Crowley a raison de dire que « M. Biden n’a pas réellement tenu l’Amérique à l’écart des combats depuis qu’il a quitté l’Afghanistan ». Il mentionne la guerre actuelle contre les Houthis au Yémen, les attaques américaines contre les milices en Irak et en Syrie, et les pertes américaines subies sur une base en Jordanie à la suite d’échanges de représailles avec les milices irakiennes. L’implication directe des États-Unis dans la guerre en Somalie est passée inaperçue comme d’habitude. Certains de ces conflits sont des vestiges de la « guerre contre le terrorisme » et la nouvelle guerre au Yémen est un sous-produit de la guerre à Gaza, mais tous ont des forces américaines qui combattent et tuent des adversaires étrangers dans des guerres qui n’ont vraiment rien à voir avec la sécurité ou les intérêts vitaux des États-Unis.

Ces petits conflits au Moyen-Orient et en Afrique sont des guerres que les États-Unis mènent par réflexe (« nous devons faire quelque chose ») ou parce que nos dirigeants ne pensent à aucune autre réponse politique que de prendre l’épée. La guerre contre les Houthis en est un bon exemple. Personne qui connaissait le Yémen n’a pensé que c’était une bonne idée. Personne n’ayant prêté attention à la guerre de la coalition saoudienne contre le Yémen ne pensait que les Houthis pourraient être bombardés jusqu’à ce qu’ils soient réduits au calme. Personne ne pense que la campagne militaire fonctionne. Personne ne croit vraiment qu’il réussira à dissuader de futures attaques des Houthis. Malgré tout cela, elle continue parce que nos décideurs politiques ne considèrent pas la seule option qui se présente à eux. Ainsi, les forces américaines continuent de se battre contre un ennemi à la poursuite d’un objectif irréaliste alors que l’utilisation de l’effet de levier avec un client pourrait potentiellement résoudre deux problèmes à la fois.
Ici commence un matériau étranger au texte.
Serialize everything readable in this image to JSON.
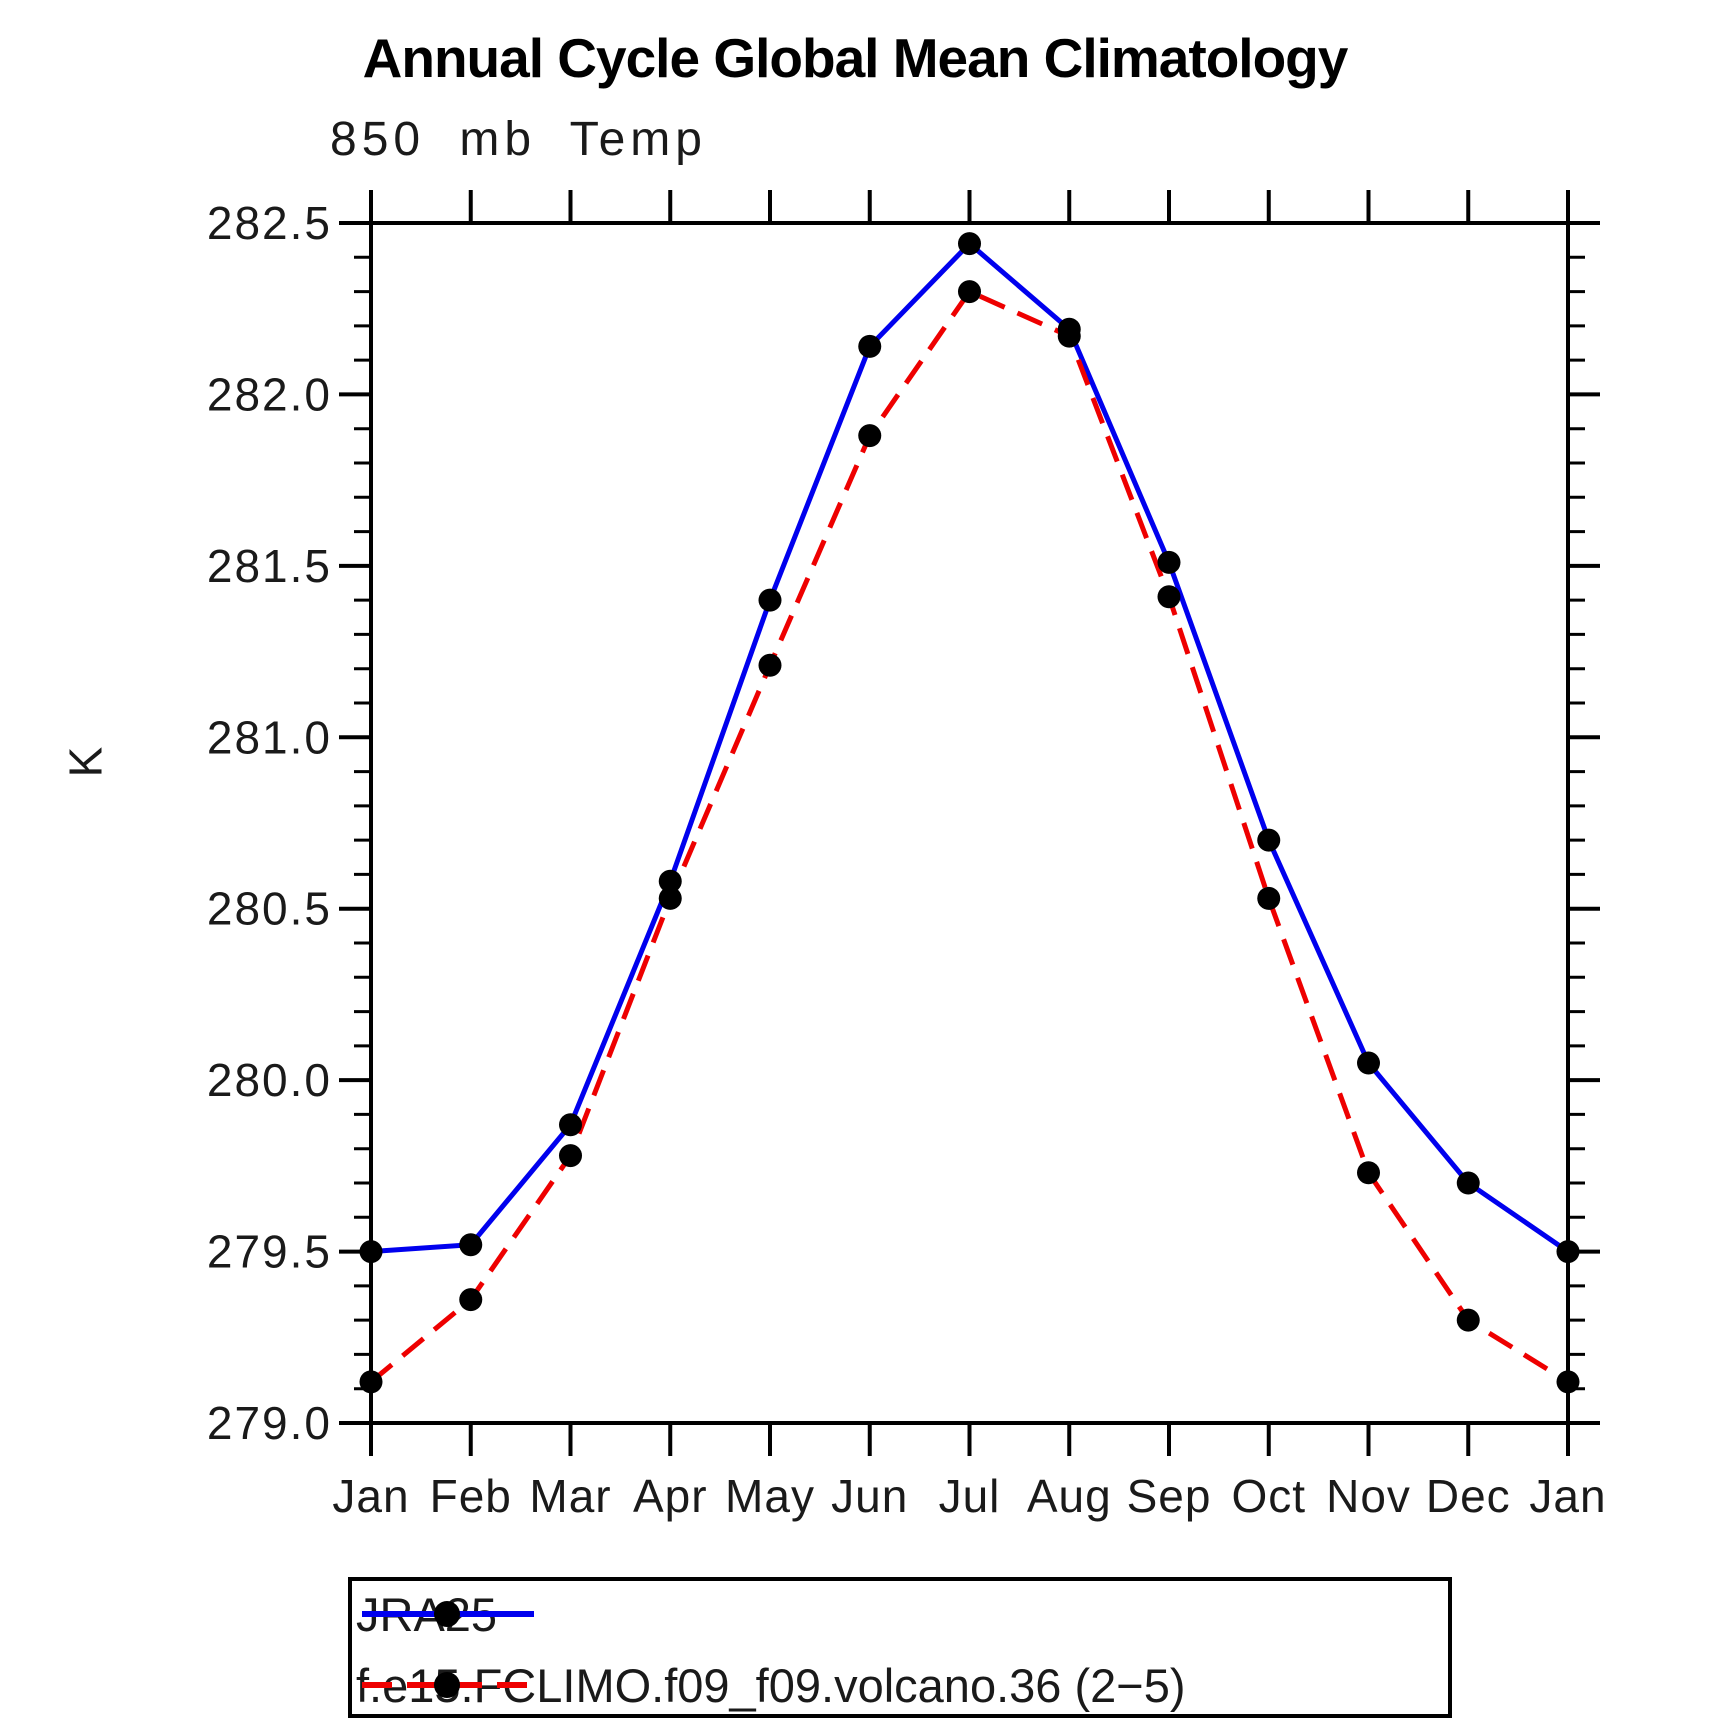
{
  "chart_data": {
    "type": "line",
    "title": "Annual Cycle Global Mean Climatology",
    "subtitle": "850 mb Temp",
    "ylabel": "K",
    "categories": [
      "Jan",
      "Feb",
      "Mar",
      "Apr",
      "May",
      "Jun",
      "Jul",
      "Aug",
      "Sep",
      "Oct",
      "Nov",
      "Dec",
      "Jan"
    ],
    "series": [
      {
        "name": "JRA25",
        "color": "#0000ee",
        "line_style": "solid",
        "marker": "circle",
        "marker_color": "#000000",
        "values": [
          279.5,
          279.52,
          279.87,
          280.58,
          281.4,
          282.14,
          282.44,
          282.19,
          281.51,
          280.7,
          280.05,
          279.7,
          279.5
        ]
      },
      {
        "name": "f.e15.FCLIMO.f09_f09.volcano.36 (2−5)",
        "color": "#ee0000",
        "line_style": "dashed",
        "marker": "circle",
        "marker_color": "#000000",
        "values": [
          279.12,
          279.36,
          279.78,
          280.53,
          281.21,
          281.88,
          282.3,
          282.17,
          281.41,
          280.53,
          279.73,
          279.3,
          279.12
        ]
      }
    ],
    "ylim": [
      279.0,
      282.5
    ],
    "y_tick_major_step": 0.5,
    "y_tick_minor_step": 0.1,
    "y_tick_labels": [
      "279.0",
      "279.5",
      "280.0",
      "280.5",
      "281.0",
      "281.5",
      "282.0",
      "282.5"
    ],
    "grid": "off",
    "legend_position": "bottom-left"
  }
}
Les États-Unis sont si « empêtrés dans la guerre » parce que nos dirigeants poursuivent une stratégie trop ambitieuse et ajoutent de nouveaux engagements en matière de sécurité sans réfléchir sérieusement aux coûts possibles. Lorsqu’ils sont confrontés à un nouveau conflit, leur premier réflexe est souvent de chercher un moyen de prendre parti plutôt que de se tenir à l’écart. Parce que notre pays est si extraordinairement sûr, notre gouvernement a le luxe d’apporter son soutien aux belligérants à l’autre bout du monde, même lorsque les États-Unis n’ont que peu ou rien en jeu. Une stratégie beaucoup moins ambitieuse permettrait aux États-Unis de se démêler des conflits qu’ils ont choisi de soutenir et de rejoindre, mais malheureusement, cette option n’est pas sur le bulletin de vote cette année.